Tuesday, April 22, 2008

The Biggest Battle

The poor wife was carrying Tony around all this day.  She was an exhausted puppy when I got home.  Strangely, Tony looked fresh as a daisy.  My wife had to go our new apartment on the outskirts of Wuxi with the Toner in arm.   He didn't want to sit in his pram like a good boy.  He insisted on being held all day long.  I feel so bad for my wife.

Thankfully, the mother-in-law is coming back tomorrow.

 

Life is tough enough having to deal with lazy foreigners, an upset wife, a very energetic baby, economic realities, snubs and what-not.  But the toughest battle is against myself.  I can't keep in focus.  I totter from wife and child to this blog to the question of how to keep busy and productive at work.

God help me to get my priorities straight.

 

Meanwhile, someone has pointed out the fascist tendencies in Obama's presidential campaign or at least his wife is talking like one.  Said Mrs. Obama:

"Barack Obama will require you to work. He is going to demand that you shed your cynicism. That you put down your divisions.

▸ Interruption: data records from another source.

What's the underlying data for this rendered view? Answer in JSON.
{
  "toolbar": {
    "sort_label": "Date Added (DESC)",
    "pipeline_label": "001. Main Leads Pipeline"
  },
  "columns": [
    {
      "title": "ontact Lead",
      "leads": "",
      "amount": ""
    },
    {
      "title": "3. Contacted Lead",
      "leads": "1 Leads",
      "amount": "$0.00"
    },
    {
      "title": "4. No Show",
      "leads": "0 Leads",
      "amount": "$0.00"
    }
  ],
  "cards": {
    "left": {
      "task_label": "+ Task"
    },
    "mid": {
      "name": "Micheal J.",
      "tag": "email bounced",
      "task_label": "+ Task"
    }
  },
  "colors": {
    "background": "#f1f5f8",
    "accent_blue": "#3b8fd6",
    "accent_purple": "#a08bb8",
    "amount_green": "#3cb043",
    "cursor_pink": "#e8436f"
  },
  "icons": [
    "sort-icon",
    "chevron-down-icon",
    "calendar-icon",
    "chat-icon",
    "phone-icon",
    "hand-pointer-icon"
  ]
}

That you come out of your isolation, that you move out of your comfort zone. That you push yourselves to be better. And that you engage. Barack will never allow you to go back to your lives as usual, uninvolved, uninformed."

Said Caroline Glick:

At base, Mrs. Obama's statement is nothing less than a renunciation of democracy and an embrace of fascism. The basic idea of liberty is that people have a natural right to live their lives as usual and to be uninvolved and uninformed. And they certainly have a right to expect that their government will butt out of their souls.

I can hear the see-no-evil-hear-no-evil Obama supporters saying that to call him fascist is the latest ploy of a Republican smear campaign.  But his wife did in fact say that and she certainly didn't mis-speak as Obama claimed when he made his "bitter" comments.

 

I can think of one good thing about Beijing having the Olympics.  They beat out Toronto to get them.  As a Canadian, I can thank God or fate that Toronto didn't get the Olympics.  Hearing about Toronto, that evil central Canadian city, having the Olympics would have made me happily want to teach English in North Korea.  The fact that Vancouver got the 2010 Olympics makes me happy not to live there anymore.  The endless talk about how all these people will come to the city and enjoy the new infrastructure will be like listening to people puke.  The endless talk about a two week party that would certainly benefit politicians and developers while inconveniencing the masses who couldn't afford to go to the Games would nauseate.

The world would be a much better place without the IOC (and the U.N. for that matter).